Bushco sells fear
As the current climate of international geopolitical strutting, posturing and bloviating keeps those sabers ever rattling in the direction of Iran, I like to remind myself of one important point—That the guys on my team, such as President Weedwhacker and Vice President Vader, have pretty much zero credibility when it comes to weapons assessment involving the Axis of Evil. Zero. As in the usual litany of nothing, nada, and, of course, zilch.
So when Dub and Darth and all their minions start crankin’ it up about how positive they are that Iran is up to mischief that will one day lead to nuclear Ahmadinejad, I’m now at the stage where the only thing I want to say in response is … prove it. Please. Is that too much to ask? Am I unreasonable here? Don’t bellow it, hint at it or insinuate it. Prove it. Make your case. Or go away.
Bushco wants you to believe that the Iranians are on the verge of joining Club Nuke. Maybe they are. I don’t know. But I do know this: The only tool left in the president’s shed, six lumpy years into his disheartening administration, is the trowel of fear. As Frank Rich wrote recently in the N.Y. Times, “Fear, the only remaining card this administration still knows how to play, may once more give a seemingly spent GOP a crack at the White House in 2008.” He then cites a new month old Zogby poll that shows 52 percent of Americans are ready to give the green light to a pre-emptive military strike on Iran in order to halt their nuclear industriousness.
The head of the International Atomic Energy Association (IAEA) is Mohammed Al-Baradei. The man is not a dummy or a dupe. He says he has no evidence of Iran working to build nuclear weapons and has recently accused the U.S. of adding “fuel to the fire” with this most recent rash of highly unsubtle insinuations. Even United States intelligence, when pressed, will say they think the Iranians will be in Club Nuke somewhere in the next five to 10 years. The Israelis, considering some of the statements of the Iranian president, are understandably a little more paranoid. They say Iran will have a bomb by 2010.

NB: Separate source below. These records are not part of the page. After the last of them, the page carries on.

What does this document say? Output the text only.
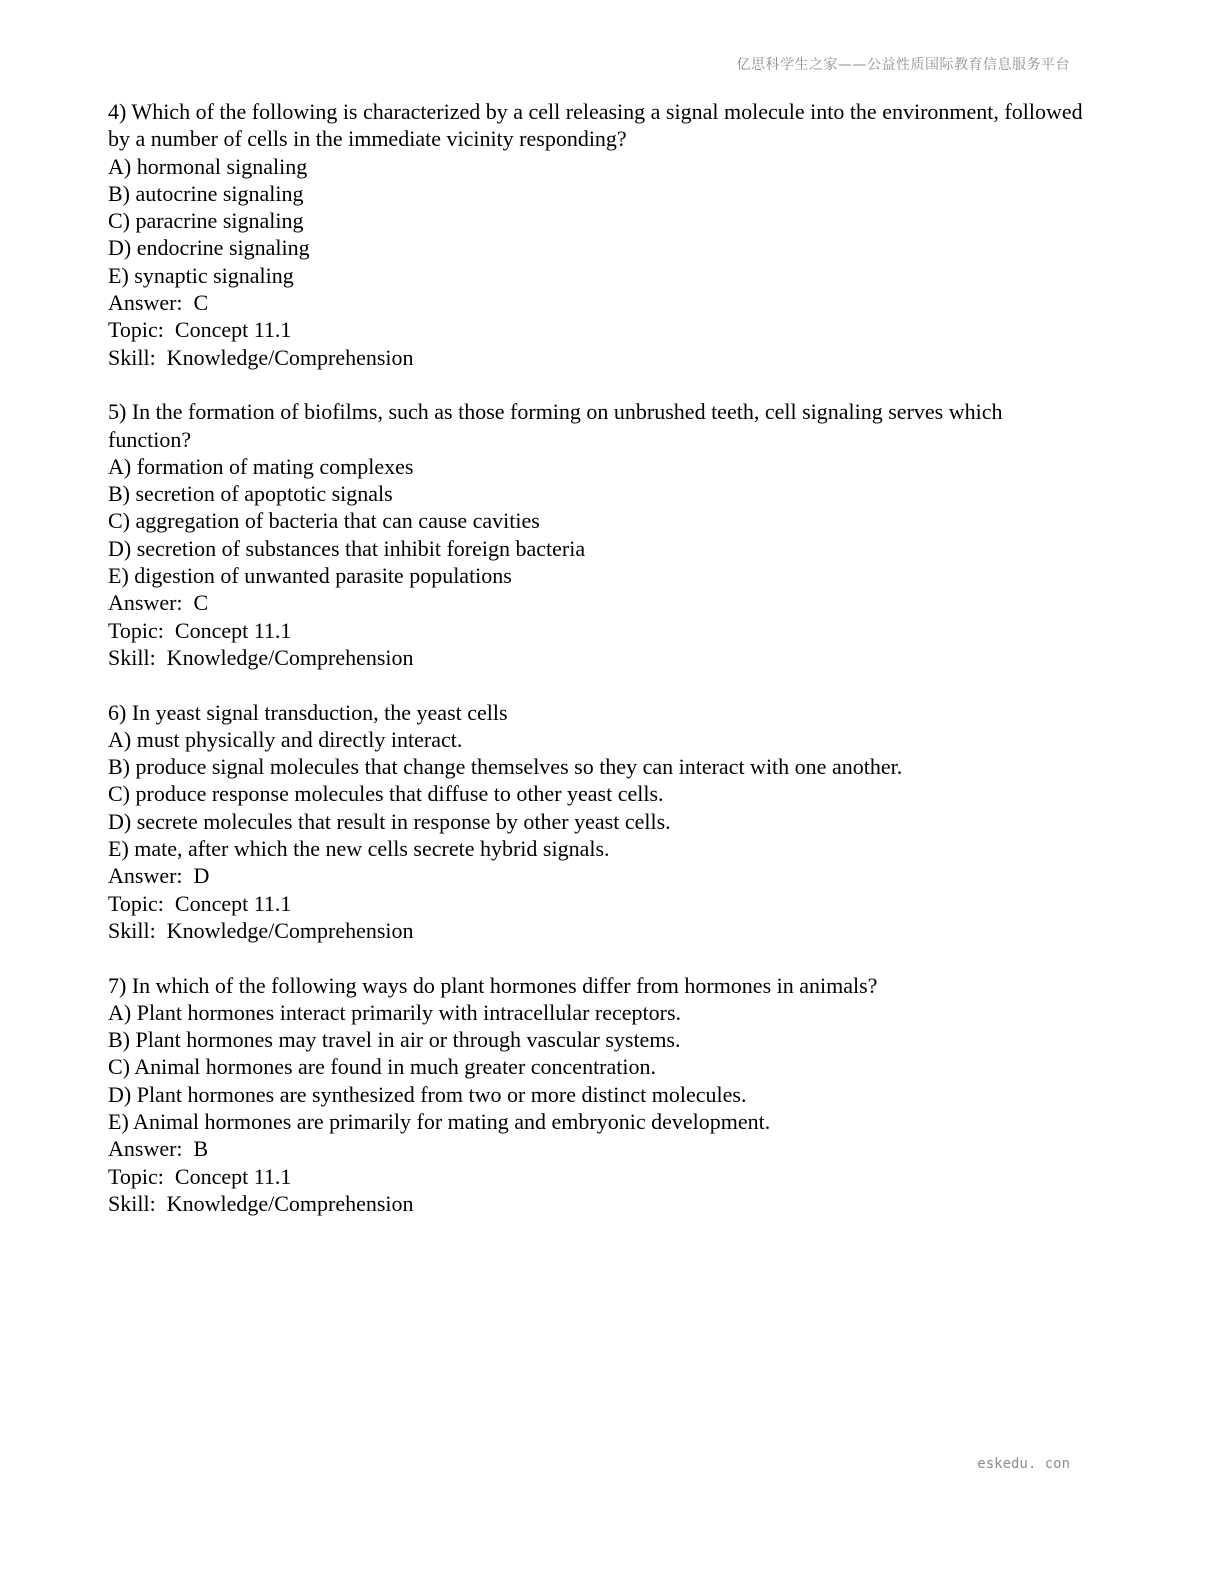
亿思科学生之家——公益性质国际教育信息服务平台
4) Which of the following is characterized by a cell releasing a signal molecule into the environment, followed by a number of cells in the immediate vicinity responding?
A) hormonal signaling
B) autocrine signaling
C) paracrine signaling
D) endocrine signaling
E) synaptic signaling
Answer:  C
Topic:  Concept 11.1
Skill:  Knowledge/Comprehension
5) In the formation of biofilms, such as those forming on unbrushed teeth, cell signaling serves which function?
A) formation of mating complexes
B) secretion of apoptotic signals
C) aggregation of bacteria that can cause cavities
D) secretion of substances that inhibit foreign bacteria
E) digestion of unwanted parasite populations
Answer:  C
Topic:  Concept 11.1
Skill:  Knowledge/Comprehension
6) In yeast signal transduction, the yeast cells
A) must physically and directly interact.
B) produce signal molecules that change themselves so they can interact with one another.
C) produce response molecules that diffuse to other yeast cells.
D) secrete molecules that result in response by other yeast cells.
E) mate, after which the new cells secrete hybrid signals.
Answer:  D
Topic:  Concept 11.1
Skill:  Knowledge/Comprehension
7) In which of the following ways do plant hormones differ from hormones in animals?
A) Plant hormones interact primarily with intracellular receptors.
B) Plant hormones may travel in air or through vascular systems.
C) Animal hormones are found in much greater concentration.
D) Plant hormones are synthesized from two or more distinct molecules.
E) Animal hormones are primarily for mating and embryonic development.
Answer:  B
Topic:  Concept 11.1
Skill:  Knowledge/Comprehension
eskedu. con
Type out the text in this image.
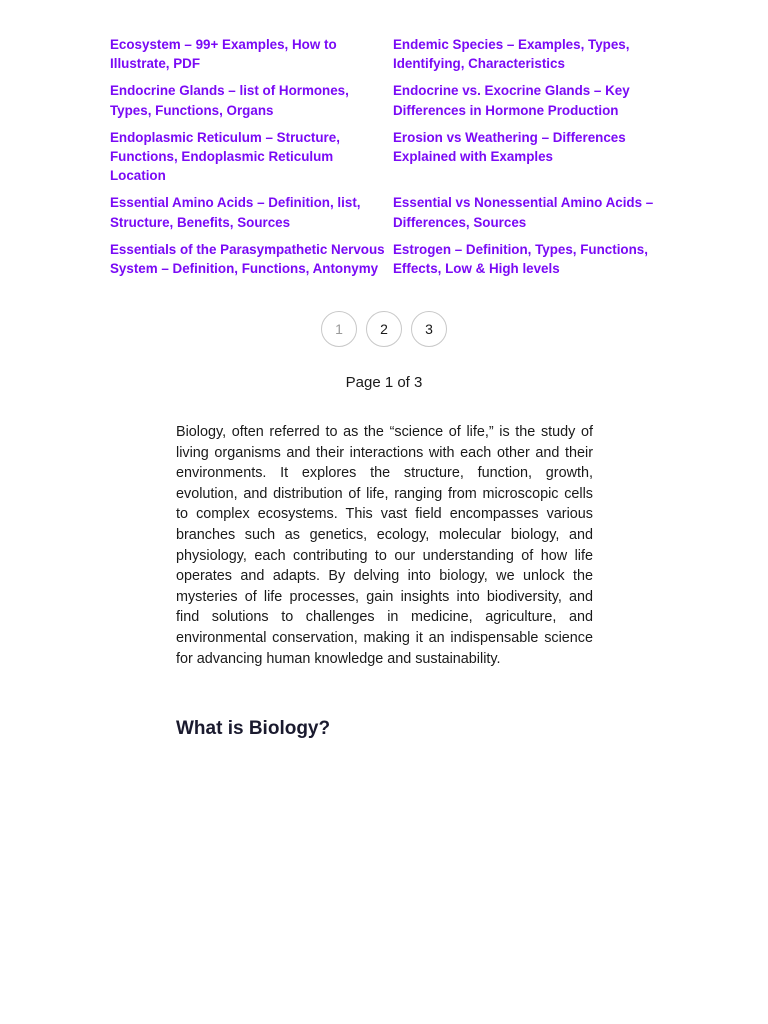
Ecosystem – 99+ Examples, How to Illustrate, PDF
Endemic Species – Examples, Types, Identifying, Characteristics
Endocrine Glands – list of Hormones, Types, Functions, Organs
Endocrine vs. Exocrine Glands – Key Differences in Hormone Production
Endoplasmic Reticulum – Structure, Functions, Endoplasmic Reticulum Location
Erosion vs Weathering – Differences Explained with Examples
Essential Amino Acids – Definition, list, Structure, Benefits, Sources
Essential vs Nonessential Amino Acids – Differences, Sources
Essentials of the Parasympathetic Nervous System – Definition, Functions, Antonymy
Estrogen – Definition, Types, Functions, Effects, Low & High levels
1	2	3
Page 1 of 3

Biology, often referred to as the “science of life,” is the study of living organisms and their interactions with each other and their environments. It explores the structure, function, growth, evolution, and distribution of life, ranging from microscopic cells to complex ecosystems. This vast field encompasses various branches such as genetics, ecology, molecular biology, and physiology, each contributing to our understanding of how life operates and adapts. By delving into biology, we unlock the mysteries of life processes, gain insights into biodiversity, and find solutions to challenges in medicine, agriculture, and environmental conservation, making it an indispensable science for advancing human knowledge and sustainability.

What is Biology?
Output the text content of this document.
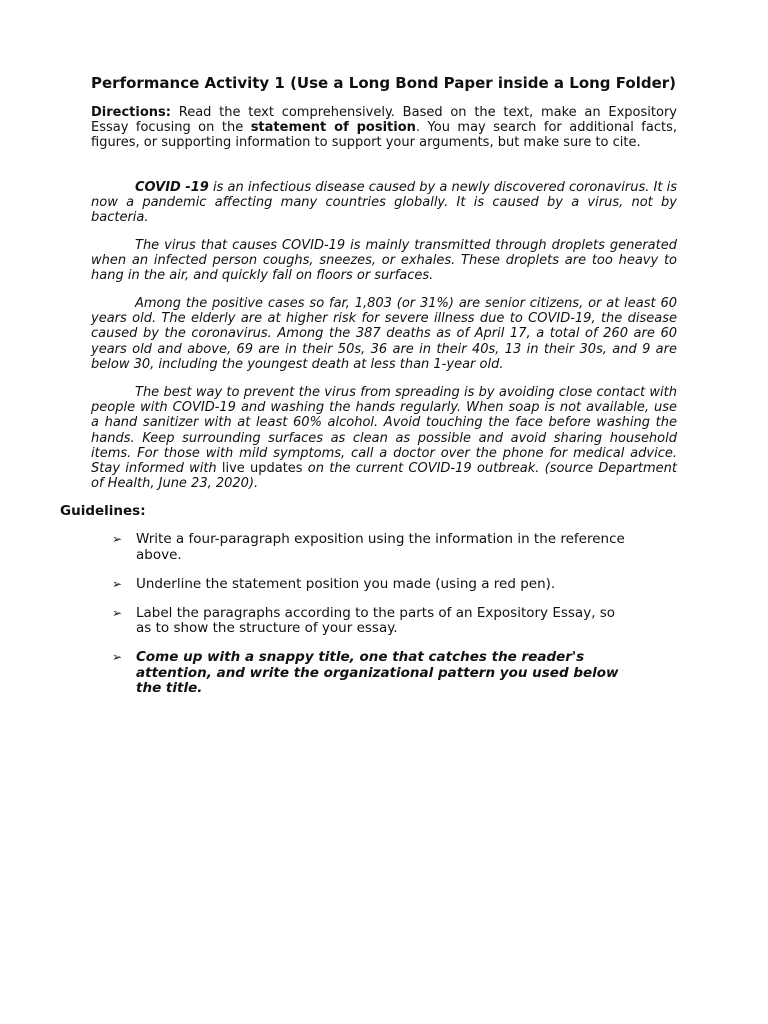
Performance Activity 1 (Use a Long Bond Paper inside a Long Folder)

Directions: Read the text comprehensively. Based on the text, make an Expository Essay focusing on the statement of position. You may search for additional facts, figures, or supporting information to support your arguments, but make sure to cite.

COVID -19 is an infectious disease caused by a newly discovered coronavirus. It is now a pandemic affecting many countries globally. It is caused by a virus, not by bacteria.

The virus that causes COVID-19 is mainly transmitted through droplets generated when an infected person coughs, sneezes, or exhales. These droplets are too heavy to hang in the air, and quickly fall on floors or surfaces.

Among the positive cases so far, 1,803 (or 31%) are senior citizens, or at least 60 years old. The elderly are at higher risk for severe illness due to COVID-19, the disease caused by the coronavirus. Among the 387 deaths as of April 17, a total of 260 are 60 years old and above, 69 are in their 50s, 36 are in their 40s, 13 in their 30s, and 9 are below 30, including the youngest death at less than 1-year old.

The best way to prevent the virus from spreading is by avoiding close contact with people with COVID-19 and washing the hands regularly. When soap is not available, use a hand sanitizer with at least 60% alcohol. Avoid touching the face before washing the hands. Keep surrounding surfaces as clean as possible and avoid sharing household items. For those with mild symptoms, call a doctor over the phone for medical advice. Stay informed with live updates on the current COVID-19 outbreak. (source Department of Health, June 23, 2020).

Guidelines:
➢ Write a four-paragraph exposition using the information in the reference above.
➢ Underline the statement position you made (using a red pen).
➢ Label the paragraphs according to the parts of an Expository Essay, so as to show the structure of your essay.
➢ Come up with a snappy title, one that catches the reader's attention, and write the organizational pattern you used below the title.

So a consensus is desperately needed. A consensus that will strive very hard to keep its head out of its big, greasy rear-end. A consensus that remembers that just five years ago, when we were being closed on the Bushco Iraqi Smear Job, the people who were right about Iraq were folks like Hans Blix and Scott Ritter. Those two men, as it turned out, knew what the hell they were talking about when they dared to say that Dub and Vader didn’t know squat from squash. And it strikes me as important that this point be pounded into America’s skull right now—That our leaders have been dangerously wrong in the past. Not the Europeans. Not the Arabs. Us. Our guys. Way off. Stupid off. Fool me once, shame on you. Fool me twice and I’m obviously dug down deep into my warm sleepy spot on the turnip truck.